Flipping the Narrative to Earth Regeneration

- Posted by Quaker Earthcare Witness in 2023ActivismBeFriending CreationClimate ChangeNumber 1SpiritualitySustainabilityVolume 36,  | 2 min read

by Sheree Cammer.

On a train trip back east last year, my cousin and his wife introduced me to the Wild Winds Buffalo Preserve in Fremont, Indiana. Bill “Three Paws” Elias drove our tour in a pickup truck. I had the best seat: front seat passenger. The herd was placidly grazing, their noses buried in the sweet red clover blossoms. They ambled along together from time to time in the ample fenced paddock, one of seven. They are regenerating habitat as they have done for millennia, grazing the prairie grasses without overgrazing, while fertilizing them with manure. People eat meat from the culls and help care for the herd. “They tell us when they want to move,” Bill drawled. “The whole herd will come up to the gate and let me know they’re ready for fresh pasture.”

Some buffalo wandered freely over to the truck. One buffalo approached within inches of my face. Our eyes met, frankly, kin greeting kin. The afterimage remains. Those eyes—so big, kind, and wise—transformed me: I am to speak for life. I am to read that gaze, and intuit and convey an urgent call to people everywhere: Regeneration.

Regeneration focuses on the health of interconnected ecosystems and maximizing biodiversity, including animals as an integral part. Regeneration is only possible when humankind tunes in to the natural world, befriending all life. Regeneration also focuses on the surrounding human community and socioeconomic systems that benefit nature and humans.

Communities can come together, regardless of political affiliation, and regenerate landscapes so that they become resilient to flooding, drought, heat waves, and forest fires. The plants and trees in healthy landscapes hold onto water and draw enormous amounts of carbon dioxide out of the atmosphere. Their roots pass the carbon along to the underground web of microbial and fungal communities. The carbon can remain underground indefinitely if soils are not bare or disturbed, and roots are alive. Soil fertility increases, and more food and pasture can grow.

And this is happening all over North America. People are preparing for changing conditions by working cooperatively and freeing themselves from the corporate system. They’re restoring barren landscapes, establishing wildlife corridors to connect ecosystems, planting edible urban forests, raising backyard chickens, composting, encouraging native plants and trees in place of lawns, and more. Some are “rewilding” degraded land by planting what grew there a few centuries ago, and bringing back an essential part of any ecosystem: predators. Species are returning. This list of some regenerative principles and practices may be useful:

  • Keep soil covered with mulch, compost, and cover crops such as nitrogen-fixing clovers and a variety of crops.
  • Keep living roots in the soil as often as possible.
  • Plow or till as little as possible.
  • Increase biodiversity by planting pollinator gardens with native plants, fruits, nuts, deep-rooted grasses, perennials, and constructing ponds or wetlands.
  • Support managed grazing. Animals are moved from pasture to lush pasture before they overgraze it.

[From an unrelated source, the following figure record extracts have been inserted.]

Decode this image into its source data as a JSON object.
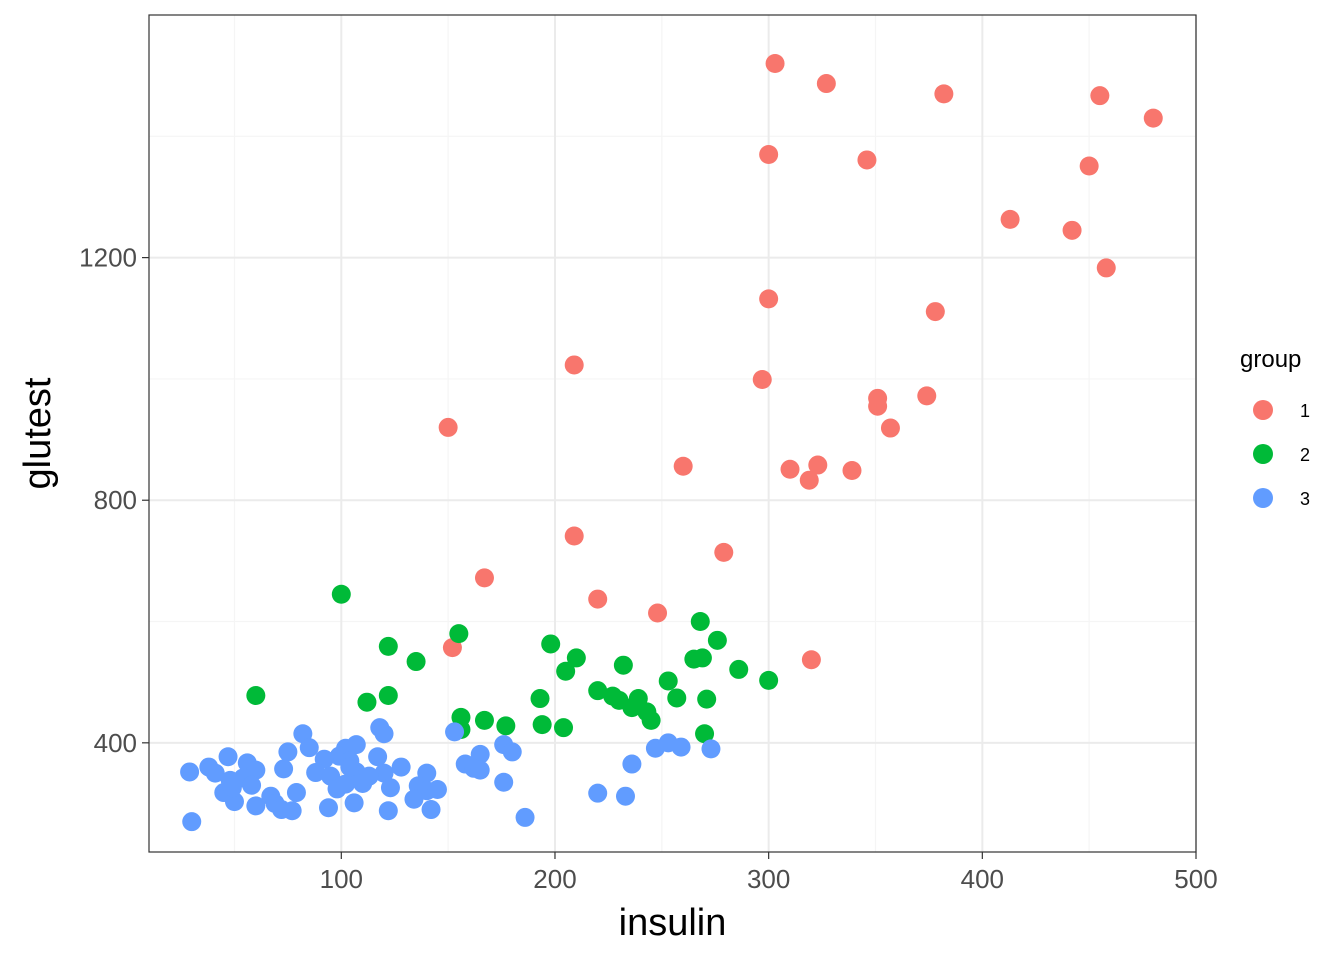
{
  "chart_data": {
    "type": "scatter",
    "title": "",
    "xlabel": "insulin",
    "ylabel": "glutest",
    "xlim": [
      10,
      500
    ],
    "ylim": [
      220,
      1600
    ],
    "x_ticks": [
      100,
      200,
      300,
      400,
      500
    ],
    "y_ticks": [
      400,
      800,
      1200
    ],
    "x_tick_labels": [
      "100",
      "200",
      "300",
      "400",
      "500"
    ],
    "y_tick_labels": [
      "400",
      "800",
      "1200"
    ],
    "grid": true,
    "legend": {
      "title": "group",
      "position": "right"
    },
    "series": [
      {
        "name": "1",
        "color": "#F8766D",
        "points": [
          [
            303,
            1520
          ],
          [
            327,
            1487
          ],
          [
            382,
            1470
          ],
          [
            455,
            1467
          ],
          [
            480,
            1430
          ],
          [
            300,
            1370
          ],
          [
            346,
            1361
          ],
          [
            450,
            1351
          ],
          [
            413,
            1263
          ],
          [
            442,
            1245
          ],
          [
            458,
            1183
          ],
          [
            300,
            1132
          ],
          [
            378,
            1111
          ],
          [
            209,
            1023
          ],
          [
            297,
            999
          ],
          [
            351,
            968
          ],
          [
            374,
            972
          ],
          [
            351,
            955
          ],
          [
            150,
            920
          ],
          [
            357,
            919
          ],
          [
            260,
            856
          ],
          [
            323,
            858
          ],
          [
            310,
            851
          ],
          [
            339,
            849
          ],
          [
            319,
            833
          ],
          [
            209,
            741
          ],
          [
            279,
            714
          ],
          [
            167,
            672
          ],
          [
            220,
            637
          ],
          [
            248,
            614
          ],
          [
            152,
            557
          ],
          [
            320,
            537
          ]
        ]
      },
      {
        "name": "2",
        "color": "#00BA38",
        "points": [
          [
            100,
            645
          ],
          [
            268,
            600
          ],
          [
            155,
            580
          ],
          [
            276,
            569
          ],
          [
            198,
            563
          ],
          [
            122,
            559
          ],
          [
            210,
            540
          ],
          [
            265,
            538
          ],
          [
            269,
            540
          ],
          [
            135,
            534
          ],
          [
            232,
            528
          ],
          [
            286,
            521
          ],
          [
            205,
            518
          ],
          [
            253,
            502
          ],
          [
            300,
            503
          ],
          [
            60,
            478
          ],
          [
            122,
            478
          ],
          [
            220,
            486
          ],
          [
            227,
            477
          ],
          [
            230,
            470
          ],
          [
            239,
            473
          ],
          [
            257,
            474
          ],
          [
            271,
            472
          ],
          [
            193,
            473
          ],
          [
            112,
            467
          ],
          [
            236,
            458
          ],
          [
            243,
            451
          ],
          [
            156,
            442
          ],
          [
            167,
            437
          ],
          [
            245,
            437
          ],
          [
            177,
            428
          ],
          [
            194,
            430
          ],
          [
            204,
            425
          ],
          [
            156,
            422
          ],
          [
            270,
            415
          ]
        ]
      },
      {
        "name": "3",
        "color": "#619CFF",
        "points": [
          [
            82,
            415
          ],
          [
            118,
            425
          ],
          [
            120,
            415
          ],
          [
            153,
            418
          ],
          [
            107,
            397
          ],
          [
            85,
            392
          ],
          [
            102,
            391
          ],
          [
            273,
            390
          ],
          [
            247,
            391
          ],
          [
            253,
            400
          ],
          [
            259,
            393
          ],
          [
            176,
            397
          ],
          [
            180,
            385
          ],
          [
            75,
            385
          ],
          [
            99,
            378
          ],
          [
            47,
            377
          ],
          [
            92,
            373
          ],
          [
            117,
            377
          ],
          [
            165,
            381
          ],
          [
            56,
            367
          ],
          [
            104,
            370
          ],
          [
            128,
            360
          ],
          [
            38,
            360
          ],
          [
            29,
            352
          ],
          [
            41,
            350
          ],
          [
            60,
            355
          ],
          [
            73,
            357
          ],
          [
            88,
            351
          ],
          [
            95,
            345
          ],
          [
            107,
            352
          ],
          [
            120,
            350
          ],
          [
            140,
            350
          ],
          [
            158,
            365
          ],
          [
            162,
            358
          ],
          [
            165,
            355
          ],
          [
            236,
            365
          ],
          [
            48,
            338
          ],
          [
            54,
            342
          ],
          [
            58,
            330
          ],
          [
            98,
            324
          ],
          [
            102,
            332
          ],
          [
            110,
            333
          ],
          [
            123,
            326
          ],
          [
            136,
            329
          ],
          [
            140,
            321
          ],
          [
            145,
            323
          ],
          [
            176,
            335
          ],
          [
            45,
            318
          ],
          [
            67,
            312
          ],
          [
            79,
            318
          ],
          [
            134,
            307
          ],
          [
            220,
            317
          ],
          [
            233,
            312
          ],
          [
            50,
            303
          ],
          [
            69,
            300
          ],
          [
            60,
            296
          ],
          [
            72,
            290
          ],
          [
            77,
            288
          ],
          [
            94,
            293
          ],
          [
            106,
            301
          ],
          [
            122,
            288
          ],
          [
            142,
            290
          ],
          [
            186,
            277
          ],
          [
            30,
            270
          ],
          [
            49,
            326
          ],
          [
            104,
            360
          ],
          [
            113,
            345
          ]
        ]
      }
    ]
  }
}
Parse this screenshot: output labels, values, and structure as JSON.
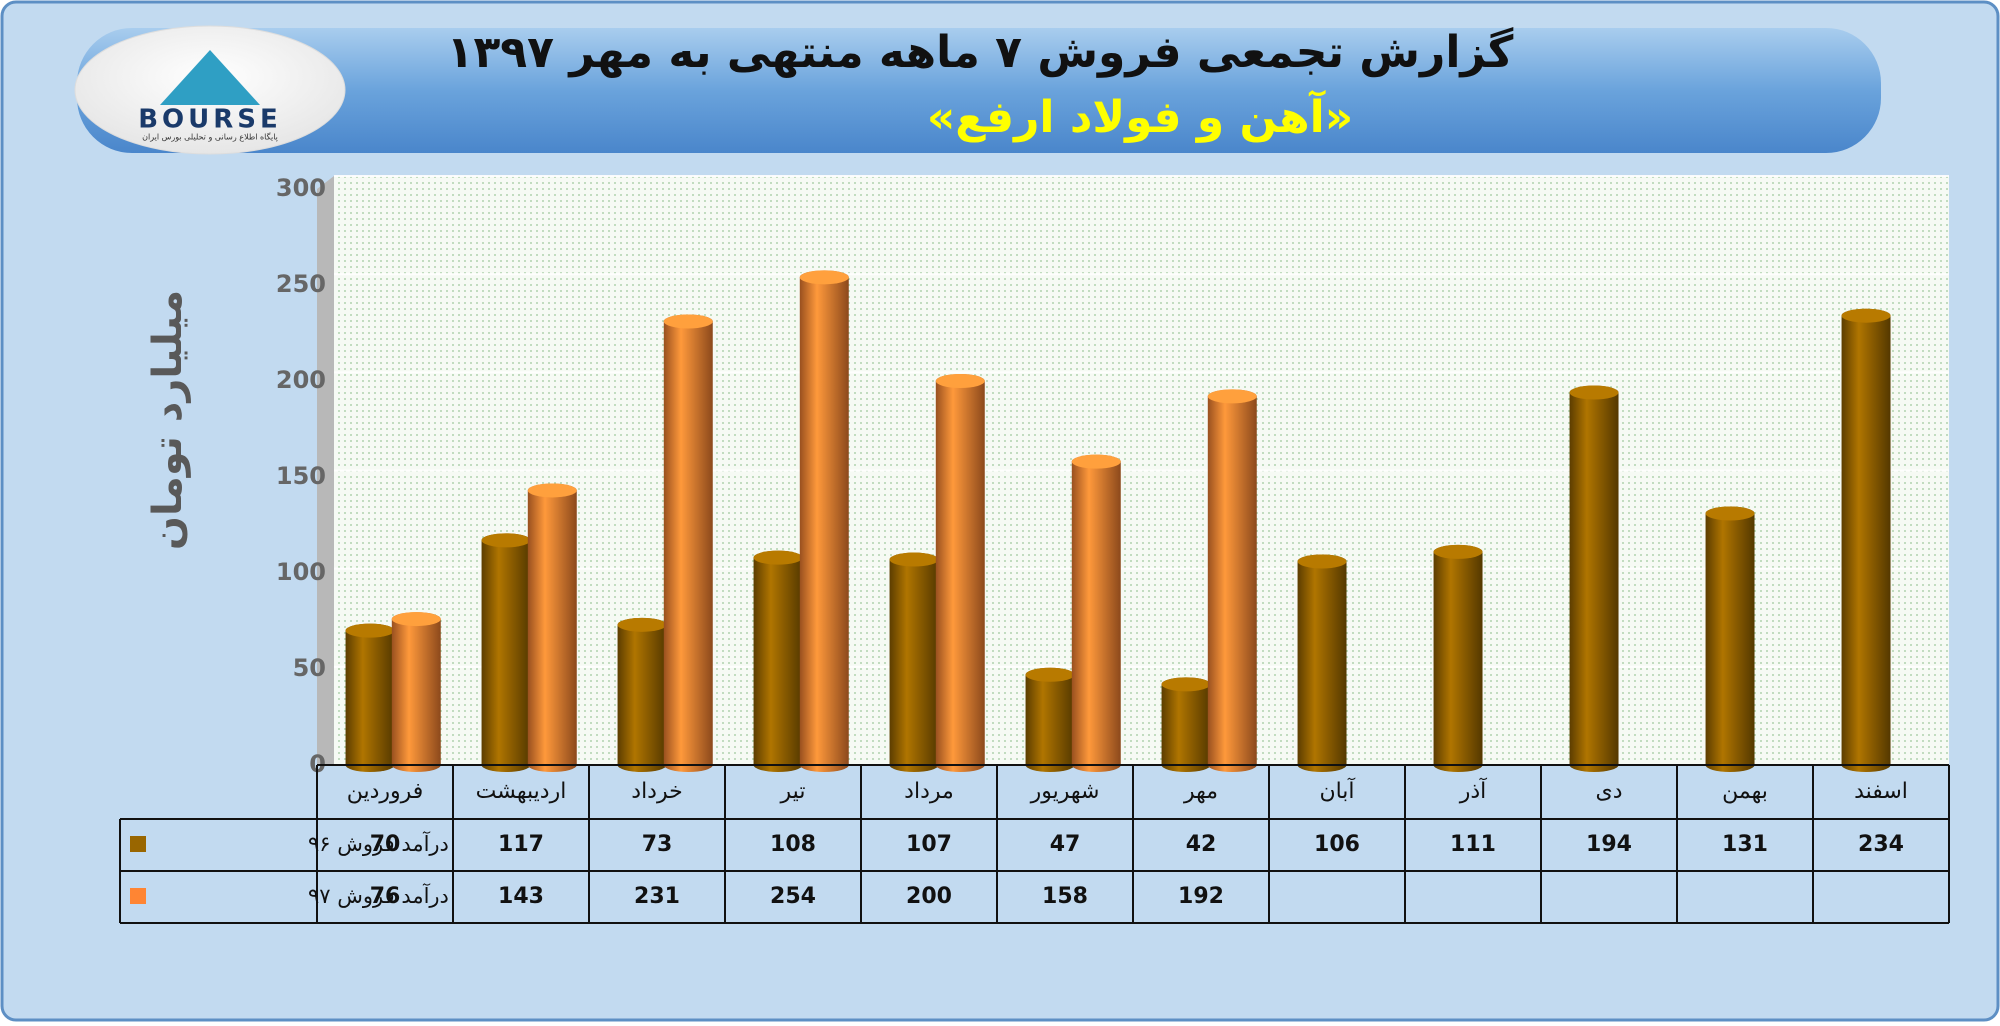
{
  "logo": {
    "name": "BOURSE",
    "caption": "پایگاه اطلاع رسانی و تحلیلی بورس ایران"
  },
  "chart_data": {
    "type": "bar",
    "title": "گزارش تجمعی فروش ۷ ماهه منتهی به مهر ۱۳۹۷",
    "subtitle": "«آهن و فولاد ارفع»",
    "y_label": "میلیارد تومان",
    "categories": [
      "فروردین",
      "اردیبهشت",
      "خرداد",
      "تیر",
      "مرداد",
      "شهریور",
      "مهر",
      "آبان",
      "آذر",
      "دی",
      "بهمن",
      "اسفند"
    ],
    "series": [
      {
        "name": "درآمد فروش ۹۶",
        "color": "#996600",
        "values": [
          70,
          117,
          73,
          108,
          107,
          47,
          42,
          106,
          111,
          194,
          131,
          234
        ]
      },
      {
        "name": "درآمد فروش ۹۷",
        "color": "#ff8533",
        "values": [
          76,
          143,
          231,
          254,
          200,
          158,
          192,
          null,
          null,
          null,
          null,
          null
        ]
      }
    ],
    "ylim": [
      0,
      300
    ],
    "yticks": [
      0,
      50,
      100,
      150,
      200,
      250,
      300
    ],
    "grid": true
  }
}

George Fox wrote, “I saw also that there was an ocean of darkness and death, but an infinite ocean of light and love, which flowed over the ocean of darkness.” We know this darkness: despair, fear, hate, lethal addictions, and suicide. Yet many people, especially younger ones, are turning away from the darkness, to the joy of earth regeneration. May we all together become the intergenerational re-generation.

Sheree Cammer, a member of Albany, NY Friends Meeting, chairs the meeting’s Friends in Unity with Nature (FUN) Committee.